When a data analyst helps build a new reporting system, the process usually goes like this: the data is moved, then the new system goes live. At this point, it is often assumed the project is complete.
In reality, it’s the activities in the weeks following the new system going live that determine the system’s success.
Clean data and user trust don’t happen by accident — they are built through monitoring and support in the weeks after launch.
Case Study: The Asset Rental Lifecycle
I recently worked on a project involving the lifecycle of the rental of assets. The goal was to track an asset starting from the date it went on hire, right through its return, to the subsequent issue of the invoice to the customer, and the ultimate receipt of the rental payment. In particular, the business was keen to monitor the time gap between when the asset was returned, and the invoice issued, to identify any bottlenecks in the process which could be impacting their cashflow.
The new system provides transparency. The business now has a clear overview of the whole rental process. Before this, the staff had their own individual ways of tracking the status, either through spreadsheets or access to database systems which only dealt with a small part of the overall process.
The Reality of Breaking Old Habits
When staff begin using a new system, it requires a change to how they work. It’s natural in those first few weeks for:
- Information to be missed
- Data to be entered in the wrong fields
- General confusion to arise about the new process
This isn’t a result of a lack of effort, just the reality of learning something new while trying to get through a busy day and old habits often being hard to break.
However, if a data analyst walks away the moment the system is live, these small errors pile up. Quickly, reports become untidy, the data becomes unreliable, and people stop using the system because they don’t trust it.
Small errors pile up
The Analyst’s Role: Refining the System and Supporting the Team
The way to fix this is simple but often overlooked: keep the data analyst involved to help embed the system and monitor the data entry.
In the early few weeks of the rental system going live, to make sure the system was fit for purpose:
Early regular checks were carried out — the data was checked every few days and any fields that were being ignored or misused were fed back to the team. By keeping the data clean, and spotting anomalies early, corrections could be made before month end reports were run.
The process was refined — if multiple people were making the same error, it usually meant the process needed to be clearer or the field was poorly placed or worded.
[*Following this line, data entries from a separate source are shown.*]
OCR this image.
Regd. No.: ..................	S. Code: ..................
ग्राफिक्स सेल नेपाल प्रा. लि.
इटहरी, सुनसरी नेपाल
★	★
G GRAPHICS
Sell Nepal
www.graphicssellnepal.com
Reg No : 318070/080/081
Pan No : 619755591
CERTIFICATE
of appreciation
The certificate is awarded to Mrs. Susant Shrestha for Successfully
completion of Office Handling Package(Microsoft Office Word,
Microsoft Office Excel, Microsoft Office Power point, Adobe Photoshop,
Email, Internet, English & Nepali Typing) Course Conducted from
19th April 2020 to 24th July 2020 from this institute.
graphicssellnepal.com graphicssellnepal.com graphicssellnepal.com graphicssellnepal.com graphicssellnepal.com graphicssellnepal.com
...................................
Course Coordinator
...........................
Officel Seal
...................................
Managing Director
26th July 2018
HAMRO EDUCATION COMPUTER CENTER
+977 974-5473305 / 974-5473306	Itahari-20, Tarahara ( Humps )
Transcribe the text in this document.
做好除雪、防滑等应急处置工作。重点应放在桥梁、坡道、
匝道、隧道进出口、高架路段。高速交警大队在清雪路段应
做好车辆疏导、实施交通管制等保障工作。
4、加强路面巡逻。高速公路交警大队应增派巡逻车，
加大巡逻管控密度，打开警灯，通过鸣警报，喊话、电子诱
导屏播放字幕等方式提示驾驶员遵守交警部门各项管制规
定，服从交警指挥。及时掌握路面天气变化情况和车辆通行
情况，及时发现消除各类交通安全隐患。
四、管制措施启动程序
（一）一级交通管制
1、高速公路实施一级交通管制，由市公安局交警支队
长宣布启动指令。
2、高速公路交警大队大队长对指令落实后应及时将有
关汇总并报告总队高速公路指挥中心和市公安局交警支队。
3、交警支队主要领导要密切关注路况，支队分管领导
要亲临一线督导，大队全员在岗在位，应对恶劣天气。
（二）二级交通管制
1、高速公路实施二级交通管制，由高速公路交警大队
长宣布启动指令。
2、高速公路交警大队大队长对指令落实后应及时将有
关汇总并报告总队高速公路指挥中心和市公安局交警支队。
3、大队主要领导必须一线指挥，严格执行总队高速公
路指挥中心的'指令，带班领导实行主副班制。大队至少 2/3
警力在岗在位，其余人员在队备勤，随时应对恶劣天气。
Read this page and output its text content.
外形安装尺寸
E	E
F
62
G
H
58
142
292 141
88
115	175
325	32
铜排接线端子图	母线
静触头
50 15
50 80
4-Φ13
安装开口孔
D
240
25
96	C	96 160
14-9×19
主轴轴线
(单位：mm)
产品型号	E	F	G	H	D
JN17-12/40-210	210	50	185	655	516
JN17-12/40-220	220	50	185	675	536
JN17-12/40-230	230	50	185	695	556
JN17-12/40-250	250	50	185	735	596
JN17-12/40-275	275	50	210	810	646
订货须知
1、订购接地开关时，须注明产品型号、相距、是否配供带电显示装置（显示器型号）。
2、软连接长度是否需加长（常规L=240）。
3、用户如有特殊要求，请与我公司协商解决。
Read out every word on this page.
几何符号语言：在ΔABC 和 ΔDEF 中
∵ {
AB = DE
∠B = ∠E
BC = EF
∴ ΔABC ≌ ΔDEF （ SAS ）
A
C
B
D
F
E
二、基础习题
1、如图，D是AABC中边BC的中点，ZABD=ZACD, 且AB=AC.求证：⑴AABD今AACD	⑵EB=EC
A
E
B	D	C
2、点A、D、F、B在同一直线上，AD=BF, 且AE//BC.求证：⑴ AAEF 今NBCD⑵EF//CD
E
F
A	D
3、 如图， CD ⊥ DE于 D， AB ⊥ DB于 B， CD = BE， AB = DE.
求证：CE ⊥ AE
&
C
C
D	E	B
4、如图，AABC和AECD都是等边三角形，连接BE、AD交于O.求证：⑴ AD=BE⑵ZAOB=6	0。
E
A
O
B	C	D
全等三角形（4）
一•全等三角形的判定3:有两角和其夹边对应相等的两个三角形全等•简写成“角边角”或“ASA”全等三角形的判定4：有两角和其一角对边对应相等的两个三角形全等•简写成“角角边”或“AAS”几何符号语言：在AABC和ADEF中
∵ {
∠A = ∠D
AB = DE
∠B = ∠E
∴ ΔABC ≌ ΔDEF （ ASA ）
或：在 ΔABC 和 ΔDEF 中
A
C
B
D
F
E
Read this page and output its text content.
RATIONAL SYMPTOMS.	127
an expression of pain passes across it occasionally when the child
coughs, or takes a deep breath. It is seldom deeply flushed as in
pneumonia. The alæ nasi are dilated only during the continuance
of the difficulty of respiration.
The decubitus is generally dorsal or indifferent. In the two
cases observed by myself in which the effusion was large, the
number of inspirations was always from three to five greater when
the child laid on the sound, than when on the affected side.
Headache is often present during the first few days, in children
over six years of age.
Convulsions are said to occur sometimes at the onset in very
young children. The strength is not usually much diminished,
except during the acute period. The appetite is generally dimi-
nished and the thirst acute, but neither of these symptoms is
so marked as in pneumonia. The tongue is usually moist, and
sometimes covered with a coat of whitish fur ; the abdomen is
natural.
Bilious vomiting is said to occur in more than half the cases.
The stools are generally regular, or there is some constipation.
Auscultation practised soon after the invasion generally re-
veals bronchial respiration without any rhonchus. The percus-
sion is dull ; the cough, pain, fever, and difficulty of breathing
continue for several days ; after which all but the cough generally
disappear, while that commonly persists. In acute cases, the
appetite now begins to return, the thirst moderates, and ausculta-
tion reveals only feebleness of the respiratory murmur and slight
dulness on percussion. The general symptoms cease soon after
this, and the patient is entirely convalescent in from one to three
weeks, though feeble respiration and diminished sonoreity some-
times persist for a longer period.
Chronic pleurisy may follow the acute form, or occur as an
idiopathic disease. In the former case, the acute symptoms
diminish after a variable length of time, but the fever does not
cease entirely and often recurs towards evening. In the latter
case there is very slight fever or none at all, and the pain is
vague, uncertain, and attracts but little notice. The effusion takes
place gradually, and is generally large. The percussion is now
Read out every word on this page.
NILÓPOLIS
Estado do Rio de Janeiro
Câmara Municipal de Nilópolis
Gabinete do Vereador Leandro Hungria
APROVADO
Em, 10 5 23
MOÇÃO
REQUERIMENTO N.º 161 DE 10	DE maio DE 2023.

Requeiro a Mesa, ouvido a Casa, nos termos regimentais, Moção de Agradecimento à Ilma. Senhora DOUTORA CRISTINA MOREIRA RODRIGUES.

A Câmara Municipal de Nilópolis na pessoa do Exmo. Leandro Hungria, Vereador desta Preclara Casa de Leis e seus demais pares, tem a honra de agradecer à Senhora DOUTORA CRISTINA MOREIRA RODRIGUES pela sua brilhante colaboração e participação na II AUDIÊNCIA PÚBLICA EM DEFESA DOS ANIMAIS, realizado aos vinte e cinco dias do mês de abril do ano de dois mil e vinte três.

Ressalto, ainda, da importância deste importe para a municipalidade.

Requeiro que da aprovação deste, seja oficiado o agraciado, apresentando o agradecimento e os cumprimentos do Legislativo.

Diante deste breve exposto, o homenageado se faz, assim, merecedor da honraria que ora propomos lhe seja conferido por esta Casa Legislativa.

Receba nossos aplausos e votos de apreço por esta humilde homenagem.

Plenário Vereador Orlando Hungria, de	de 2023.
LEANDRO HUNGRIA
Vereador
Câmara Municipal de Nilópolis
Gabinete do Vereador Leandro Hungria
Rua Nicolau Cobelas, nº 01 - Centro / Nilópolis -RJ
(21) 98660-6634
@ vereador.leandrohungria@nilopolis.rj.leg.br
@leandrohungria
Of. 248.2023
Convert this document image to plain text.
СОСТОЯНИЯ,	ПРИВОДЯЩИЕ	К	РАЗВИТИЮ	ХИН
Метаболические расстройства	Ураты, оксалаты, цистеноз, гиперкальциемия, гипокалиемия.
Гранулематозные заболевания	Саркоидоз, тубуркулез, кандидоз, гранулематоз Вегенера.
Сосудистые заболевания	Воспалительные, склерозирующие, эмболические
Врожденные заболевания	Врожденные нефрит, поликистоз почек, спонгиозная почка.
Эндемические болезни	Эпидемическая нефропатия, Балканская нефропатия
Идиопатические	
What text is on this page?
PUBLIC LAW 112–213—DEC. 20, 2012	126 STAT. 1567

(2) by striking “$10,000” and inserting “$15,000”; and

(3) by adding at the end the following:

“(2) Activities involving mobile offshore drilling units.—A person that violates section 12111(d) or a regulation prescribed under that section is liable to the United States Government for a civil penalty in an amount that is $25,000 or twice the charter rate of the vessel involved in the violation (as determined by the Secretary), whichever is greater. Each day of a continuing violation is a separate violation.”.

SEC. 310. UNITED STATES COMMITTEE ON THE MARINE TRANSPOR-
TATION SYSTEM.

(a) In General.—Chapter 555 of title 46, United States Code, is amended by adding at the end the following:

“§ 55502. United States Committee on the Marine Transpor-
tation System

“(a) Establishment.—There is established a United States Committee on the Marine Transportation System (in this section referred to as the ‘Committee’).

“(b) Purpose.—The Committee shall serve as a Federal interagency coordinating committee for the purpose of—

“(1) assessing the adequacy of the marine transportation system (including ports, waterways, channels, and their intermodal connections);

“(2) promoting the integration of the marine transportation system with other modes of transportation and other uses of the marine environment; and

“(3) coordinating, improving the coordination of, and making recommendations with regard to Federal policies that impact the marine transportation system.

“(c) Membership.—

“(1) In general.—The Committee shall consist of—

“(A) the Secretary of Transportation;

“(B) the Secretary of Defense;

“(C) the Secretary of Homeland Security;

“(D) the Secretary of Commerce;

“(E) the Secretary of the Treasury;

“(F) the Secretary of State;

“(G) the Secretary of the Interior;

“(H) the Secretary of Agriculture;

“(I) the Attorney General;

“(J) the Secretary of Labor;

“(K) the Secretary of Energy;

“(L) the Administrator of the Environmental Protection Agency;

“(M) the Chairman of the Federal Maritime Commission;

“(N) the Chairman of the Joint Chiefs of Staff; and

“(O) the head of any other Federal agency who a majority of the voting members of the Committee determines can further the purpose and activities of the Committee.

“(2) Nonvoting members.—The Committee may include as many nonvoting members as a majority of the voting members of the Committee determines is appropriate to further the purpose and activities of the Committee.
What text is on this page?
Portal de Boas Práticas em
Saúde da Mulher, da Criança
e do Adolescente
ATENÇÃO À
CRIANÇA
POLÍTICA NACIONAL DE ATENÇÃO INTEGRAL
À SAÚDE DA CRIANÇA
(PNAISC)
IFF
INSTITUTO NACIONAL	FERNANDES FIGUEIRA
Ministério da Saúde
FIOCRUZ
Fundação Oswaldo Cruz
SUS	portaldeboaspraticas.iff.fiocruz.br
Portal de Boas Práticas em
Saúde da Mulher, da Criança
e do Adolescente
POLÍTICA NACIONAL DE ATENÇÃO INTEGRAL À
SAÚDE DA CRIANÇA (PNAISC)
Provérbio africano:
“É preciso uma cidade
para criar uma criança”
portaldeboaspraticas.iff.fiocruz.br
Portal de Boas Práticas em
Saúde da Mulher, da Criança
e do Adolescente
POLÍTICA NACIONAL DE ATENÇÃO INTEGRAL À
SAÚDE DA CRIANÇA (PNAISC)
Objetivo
Uptake was encouraged — staff received help either one-to-one or in group calls to help them feel supported, rather than frustrated. When the staff became comfortable using the new system, they began to see the benefits and trust the new process.
Keep the data analyst involved to help embed the system and monitor the data entry.
What the business gains from early checking
The monitoring of the data only lasted a few months, just long enough to ensure people trusted the system and the data. This in turn gave staff confidence to step away from old, siloed ways of working.
The steps taken to embed quality data from the start provide the business with transparency in tracking the asset rental lifecycle and importantly obtain clearer insights into its cash management.
The Goal: Ensuring New Habits Stick
A new system can be a big investment. Keeping a data analyst involved during the early days of adoption ensures the staff feel confident inputting data, the data stays clean, and the outputs from the system are reliable and trustworthy.
Clean data does not happen by accident. It happens when data analysts stay long enough to ensure new habits stick.
Clean data does not happen by accident. It happens when data analysts stay long enough to ensure new habits stick.